Someone purchased the eight year old Cheyenne supercomputer for $480k. Failing hardware. Leaking water system. What would it be good for? Selling for parts would flood the market. Testing the parts would take forever. They also have to pay for transport from it's current location. Originally built by SGI.
https://gsaauctions.gov/auctions/preview/282996
https://www.popsci.com/technology/for-sale-government-supercomputer-heavily-used/
https://www.tomshardware.com/tech-industry/supercomputers/multi-million-dollar-cheyenne-supercomputer-auction-ends-with-480085-bid
Cheyenne Supercomputer - Water Cooling System
Components of the Cheyenne Supercomputer
Installed Configuration: SGI ICEā¢ XA.
E-Cells: 14 units weighing 1500 lbs. each.

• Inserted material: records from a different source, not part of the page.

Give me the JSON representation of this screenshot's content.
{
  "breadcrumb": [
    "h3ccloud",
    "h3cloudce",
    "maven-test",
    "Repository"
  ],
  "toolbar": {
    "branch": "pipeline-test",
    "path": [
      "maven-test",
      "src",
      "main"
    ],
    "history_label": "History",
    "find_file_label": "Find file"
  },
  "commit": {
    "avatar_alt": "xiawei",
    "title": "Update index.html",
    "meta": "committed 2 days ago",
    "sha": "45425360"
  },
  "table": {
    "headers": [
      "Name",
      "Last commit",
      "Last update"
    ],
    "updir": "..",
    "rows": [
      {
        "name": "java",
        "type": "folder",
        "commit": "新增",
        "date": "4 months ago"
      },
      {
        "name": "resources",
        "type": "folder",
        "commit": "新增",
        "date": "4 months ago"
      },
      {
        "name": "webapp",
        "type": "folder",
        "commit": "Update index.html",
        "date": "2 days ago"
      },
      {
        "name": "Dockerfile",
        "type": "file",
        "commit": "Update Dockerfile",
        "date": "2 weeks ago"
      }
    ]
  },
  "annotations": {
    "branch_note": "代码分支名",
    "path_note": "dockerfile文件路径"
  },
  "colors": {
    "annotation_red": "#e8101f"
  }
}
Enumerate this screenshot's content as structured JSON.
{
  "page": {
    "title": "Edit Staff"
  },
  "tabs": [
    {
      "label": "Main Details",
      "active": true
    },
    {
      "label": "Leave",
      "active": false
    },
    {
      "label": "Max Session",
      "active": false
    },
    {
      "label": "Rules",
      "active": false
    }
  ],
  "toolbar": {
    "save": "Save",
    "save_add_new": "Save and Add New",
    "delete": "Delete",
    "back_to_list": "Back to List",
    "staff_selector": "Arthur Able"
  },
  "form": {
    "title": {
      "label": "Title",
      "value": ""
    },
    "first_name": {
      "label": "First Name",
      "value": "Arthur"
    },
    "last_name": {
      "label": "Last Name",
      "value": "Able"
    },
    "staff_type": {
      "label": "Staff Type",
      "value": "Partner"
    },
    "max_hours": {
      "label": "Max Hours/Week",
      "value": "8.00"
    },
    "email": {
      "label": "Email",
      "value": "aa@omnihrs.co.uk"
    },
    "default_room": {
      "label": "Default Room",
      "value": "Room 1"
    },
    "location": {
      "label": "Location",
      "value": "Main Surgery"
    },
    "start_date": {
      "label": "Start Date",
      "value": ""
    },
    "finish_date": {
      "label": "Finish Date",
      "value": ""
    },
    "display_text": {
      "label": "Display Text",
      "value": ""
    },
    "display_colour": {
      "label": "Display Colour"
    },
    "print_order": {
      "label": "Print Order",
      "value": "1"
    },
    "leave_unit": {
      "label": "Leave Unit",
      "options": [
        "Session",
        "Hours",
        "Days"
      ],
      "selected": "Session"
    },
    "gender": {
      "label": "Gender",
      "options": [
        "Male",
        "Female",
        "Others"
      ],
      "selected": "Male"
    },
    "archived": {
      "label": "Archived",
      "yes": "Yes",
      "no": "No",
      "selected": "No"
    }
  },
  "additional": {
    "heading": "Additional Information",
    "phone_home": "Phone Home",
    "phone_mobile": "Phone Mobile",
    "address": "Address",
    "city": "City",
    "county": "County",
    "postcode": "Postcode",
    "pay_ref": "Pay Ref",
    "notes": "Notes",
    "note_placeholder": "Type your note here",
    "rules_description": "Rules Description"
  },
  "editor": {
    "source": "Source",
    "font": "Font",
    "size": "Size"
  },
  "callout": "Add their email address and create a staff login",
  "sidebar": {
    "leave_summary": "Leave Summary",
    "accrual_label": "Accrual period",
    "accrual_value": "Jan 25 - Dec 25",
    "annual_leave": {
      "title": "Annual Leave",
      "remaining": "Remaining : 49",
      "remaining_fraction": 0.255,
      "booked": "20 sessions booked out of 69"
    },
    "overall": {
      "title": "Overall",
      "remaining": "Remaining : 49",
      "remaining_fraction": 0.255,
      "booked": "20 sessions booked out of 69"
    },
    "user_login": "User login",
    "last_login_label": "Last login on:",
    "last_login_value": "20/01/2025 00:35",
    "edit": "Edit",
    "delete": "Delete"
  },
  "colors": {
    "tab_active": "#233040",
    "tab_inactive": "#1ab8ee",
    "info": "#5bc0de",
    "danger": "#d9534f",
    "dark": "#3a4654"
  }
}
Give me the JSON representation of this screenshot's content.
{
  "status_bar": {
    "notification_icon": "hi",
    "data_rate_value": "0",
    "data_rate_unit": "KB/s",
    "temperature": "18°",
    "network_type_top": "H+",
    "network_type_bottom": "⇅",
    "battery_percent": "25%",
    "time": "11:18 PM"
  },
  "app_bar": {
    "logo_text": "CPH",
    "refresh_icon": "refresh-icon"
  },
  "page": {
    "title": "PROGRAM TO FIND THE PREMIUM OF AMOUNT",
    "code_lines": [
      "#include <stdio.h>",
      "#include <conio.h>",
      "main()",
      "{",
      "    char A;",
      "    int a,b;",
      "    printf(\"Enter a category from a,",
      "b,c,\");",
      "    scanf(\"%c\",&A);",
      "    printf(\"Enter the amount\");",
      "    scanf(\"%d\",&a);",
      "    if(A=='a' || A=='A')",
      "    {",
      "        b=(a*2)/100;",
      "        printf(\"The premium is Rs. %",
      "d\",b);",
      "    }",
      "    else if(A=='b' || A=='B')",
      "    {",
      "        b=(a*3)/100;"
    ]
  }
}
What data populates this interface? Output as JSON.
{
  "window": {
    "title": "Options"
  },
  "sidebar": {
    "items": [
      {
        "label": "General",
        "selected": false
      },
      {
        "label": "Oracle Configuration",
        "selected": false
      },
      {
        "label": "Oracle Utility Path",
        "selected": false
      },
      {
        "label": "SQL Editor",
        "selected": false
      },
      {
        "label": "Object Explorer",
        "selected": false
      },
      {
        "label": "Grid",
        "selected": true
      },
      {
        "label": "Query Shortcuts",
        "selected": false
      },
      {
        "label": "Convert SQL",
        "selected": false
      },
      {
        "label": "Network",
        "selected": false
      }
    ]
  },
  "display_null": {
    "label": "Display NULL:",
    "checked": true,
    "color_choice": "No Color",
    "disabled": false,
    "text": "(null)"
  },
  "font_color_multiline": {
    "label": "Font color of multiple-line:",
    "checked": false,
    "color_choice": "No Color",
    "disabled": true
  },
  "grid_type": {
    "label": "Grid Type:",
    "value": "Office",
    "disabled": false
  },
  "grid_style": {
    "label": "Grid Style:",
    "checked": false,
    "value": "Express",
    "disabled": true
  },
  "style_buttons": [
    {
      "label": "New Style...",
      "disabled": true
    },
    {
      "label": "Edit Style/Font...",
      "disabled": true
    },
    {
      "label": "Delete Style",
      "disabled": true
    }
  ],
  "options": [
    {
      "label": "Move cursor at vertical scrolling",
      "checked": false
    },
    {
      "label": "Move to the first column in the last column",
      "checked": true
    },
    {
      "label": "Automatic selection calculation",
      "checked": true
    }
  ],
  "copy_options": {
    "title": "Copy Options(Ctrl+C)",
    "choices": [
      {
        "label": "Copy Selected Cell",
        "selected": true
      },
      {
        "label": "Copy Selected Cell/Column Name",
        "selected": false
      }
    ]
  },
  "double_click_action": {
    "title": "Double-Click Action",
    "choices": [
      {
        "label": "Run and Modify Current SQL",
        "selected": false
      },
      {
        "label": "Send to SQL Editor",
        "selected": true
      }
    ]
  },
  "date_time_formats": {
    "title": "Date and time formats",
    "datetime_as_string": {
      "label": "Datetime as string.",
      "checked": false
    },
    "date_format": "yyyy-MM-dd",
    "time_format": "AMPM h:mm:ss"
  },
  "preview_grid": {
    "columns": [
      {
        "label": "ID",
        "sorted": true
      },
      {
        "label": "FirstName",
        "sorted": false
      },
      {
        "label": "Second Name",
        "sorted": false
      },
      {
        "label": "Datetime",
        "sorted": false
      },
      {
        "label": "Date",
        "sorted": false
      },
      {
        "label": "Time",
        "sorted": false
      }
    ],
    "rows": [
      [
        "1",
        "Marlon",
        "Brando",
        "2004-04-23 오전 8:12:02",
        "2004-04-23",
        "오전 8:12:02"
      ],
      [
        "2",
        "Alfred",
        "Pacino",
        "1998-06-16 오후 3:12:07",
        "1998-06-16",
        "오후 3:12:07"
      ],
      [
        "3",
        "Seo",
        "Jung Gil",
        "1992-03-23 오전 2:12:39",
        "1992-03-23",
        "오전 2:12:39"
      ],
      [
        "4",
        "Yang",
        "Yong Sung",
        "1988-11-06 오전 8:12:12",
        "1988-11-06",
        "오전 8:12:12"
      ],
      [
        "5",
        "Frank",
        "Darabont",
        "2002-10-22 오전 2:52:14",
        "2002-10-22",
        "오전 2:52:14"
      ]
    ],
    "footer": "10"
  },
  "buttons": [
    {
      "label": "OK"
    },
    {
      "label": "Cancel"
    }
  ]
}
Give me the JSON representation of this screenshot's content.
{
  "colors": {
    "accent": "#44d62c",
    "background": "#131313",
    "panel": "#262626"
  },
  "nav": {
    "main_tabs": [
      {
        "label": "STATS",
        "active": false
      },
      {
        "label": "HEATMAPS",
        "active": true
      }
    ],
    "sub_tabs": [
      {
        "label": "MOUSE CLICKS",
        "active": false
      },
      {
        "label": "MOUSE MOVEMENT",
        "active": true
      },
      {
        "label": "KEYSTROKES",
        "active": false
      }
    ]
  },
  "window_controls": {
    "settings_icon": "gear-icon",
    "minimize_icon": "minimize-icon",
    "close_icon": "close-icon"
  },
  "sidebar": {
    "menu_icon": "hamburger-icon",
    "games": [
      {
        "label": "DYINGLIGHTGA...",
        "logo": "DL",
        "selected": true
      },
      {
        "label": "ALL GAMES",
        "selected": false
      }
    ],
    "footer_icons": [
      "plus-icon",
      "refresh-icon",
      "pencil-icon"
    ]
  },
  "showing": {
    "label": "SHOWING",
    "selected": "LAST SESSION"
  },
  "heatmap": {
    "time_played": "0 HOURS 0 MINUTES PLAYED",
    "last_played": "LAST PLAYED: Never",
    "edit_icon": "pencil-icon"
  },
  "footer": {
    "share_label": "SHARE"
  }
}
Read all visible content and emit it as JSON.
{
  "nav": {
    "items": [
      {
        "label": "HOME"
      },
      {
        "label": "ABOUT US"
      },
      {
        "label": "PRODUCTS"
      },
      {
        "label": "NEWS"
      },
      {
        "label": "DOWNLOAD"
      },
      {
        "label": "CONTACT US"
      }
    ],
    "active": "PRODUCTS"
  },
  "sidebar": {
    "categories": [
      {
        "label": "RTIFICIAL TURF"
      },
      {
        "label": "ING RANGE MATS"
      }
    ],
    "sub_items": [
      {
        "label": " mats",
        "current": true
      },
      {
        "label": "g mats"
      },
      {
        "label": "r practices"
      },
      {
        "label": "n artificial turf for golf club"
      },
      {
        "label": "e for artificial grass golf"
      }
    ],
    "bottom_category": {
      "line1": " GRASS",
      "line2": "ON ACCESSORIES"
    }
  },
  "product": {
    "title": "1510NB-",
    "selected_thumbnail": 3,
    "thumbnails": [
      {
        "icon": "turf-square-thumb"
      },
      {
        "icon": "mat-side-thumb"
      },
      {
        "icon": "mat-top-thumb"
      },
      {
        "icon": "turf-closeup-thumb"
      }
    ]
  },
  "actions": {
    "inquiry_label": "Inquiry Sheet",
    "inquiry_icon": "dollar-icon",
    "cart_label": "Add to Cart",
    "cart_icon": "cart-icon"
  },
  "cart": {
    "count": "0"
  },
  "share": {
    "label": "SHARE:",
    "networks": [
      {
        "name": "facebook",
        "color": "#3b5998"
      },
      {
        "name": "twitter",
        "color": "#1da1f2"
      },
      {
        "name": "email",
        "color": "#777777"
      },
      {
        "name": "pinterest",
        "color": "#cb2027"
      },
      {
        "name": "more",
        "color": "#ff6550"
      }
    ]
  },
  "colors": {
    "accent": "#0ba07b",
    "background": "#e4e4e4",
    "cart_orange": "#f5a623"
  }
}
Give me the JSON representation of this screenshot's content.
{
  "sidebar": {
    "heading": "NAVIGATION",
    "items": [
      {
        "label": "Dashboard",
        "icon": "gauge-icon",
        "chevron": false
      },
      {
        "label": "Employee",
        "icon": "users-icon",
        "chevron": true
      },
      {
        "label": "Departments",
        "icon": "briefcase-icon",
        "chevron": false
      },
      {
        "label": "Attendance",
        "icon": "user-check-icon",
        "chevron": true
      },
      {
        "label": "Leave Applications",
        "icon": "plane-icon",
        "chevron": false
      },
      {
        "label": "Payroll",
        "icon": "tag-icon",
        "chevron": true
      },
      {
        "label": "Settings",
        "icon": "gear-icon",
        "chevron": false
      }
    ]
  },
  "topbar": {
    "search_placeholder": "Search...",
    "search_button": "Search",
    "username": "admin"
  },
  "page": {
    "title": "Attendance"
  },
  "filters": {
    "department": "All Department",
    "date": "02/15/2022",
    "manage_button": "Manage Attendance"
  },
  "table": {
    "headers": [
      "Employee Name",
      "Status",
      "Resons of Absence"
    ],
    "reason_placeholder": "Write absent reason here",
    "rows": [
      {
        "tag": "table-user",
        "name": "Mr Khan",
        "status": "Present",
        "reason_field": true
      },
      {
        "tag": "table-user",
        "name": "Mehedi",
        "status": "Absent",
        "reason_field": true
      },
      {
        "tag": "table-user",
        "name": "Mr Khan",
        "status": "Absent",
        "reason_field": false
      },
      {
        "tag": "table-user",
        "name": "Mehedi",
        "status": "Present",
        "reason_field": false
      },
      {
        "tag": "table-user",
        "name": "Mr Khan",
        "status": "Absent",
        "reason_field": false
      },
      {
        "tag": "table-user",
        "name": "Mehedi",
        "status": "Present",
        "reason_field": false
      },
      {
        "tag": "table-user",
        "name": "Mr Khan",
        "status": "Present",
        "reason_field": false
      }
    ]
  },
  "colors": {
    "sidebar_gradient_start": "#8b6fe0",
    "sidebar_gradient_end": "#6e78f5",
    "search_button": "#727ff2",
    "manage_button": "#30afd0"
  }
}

E-Racks: 28 units, all water-cooled
Nodes: 4,032 dual socket units configured as quad-node blades
Processors: 8,064 units of E5-2697v4 (18-core, 2.3 GHz base frequency, Turbo up to 3.6GHz, 145W TDP)
Total Cores: 145,152
Memory: DDR4-2400 ECC single-rank, 64 GB per node, with 3 High Memory E-Cells having 128GB per node, totaling 313,344 GB
Topology: EDR Enhanced Hypercube
IB Switches: 224 units
Moving this system necessitates the engagement of a professional moving company. Please note the four (4) attached documents detailing the facility requirements and specifications will be provided. Due to their considerable weight, the racks require experienced movers equipped with proper Professional Protection Equipment (PPE) to ensure safe handling. The purchaser assumes responsibility for transferring the racks from the facility onto trucks using their equipment.
Please note that fiber optic and CAT5/6 cabling are excluded from the resale package.
The internal DAC cables within each cell, although removed, will be meticulously labeled, and packaged in boxes, facilitating potential future reinstallation.
Any ideas (serious or otherwise) of suitable uses for this hardware?
(Score: 5, Informative) by DrkShadow on Saturday May 11 2024, @04:55AM (2 children)
Numbers to ...
E5-2697v4 is about 2/3 the performance of a recent (2023) E-2468 (according to benchmarks, but it's hard to get "real numbers' here).
The E-2468 is roughly 45% the power of the E5 chip.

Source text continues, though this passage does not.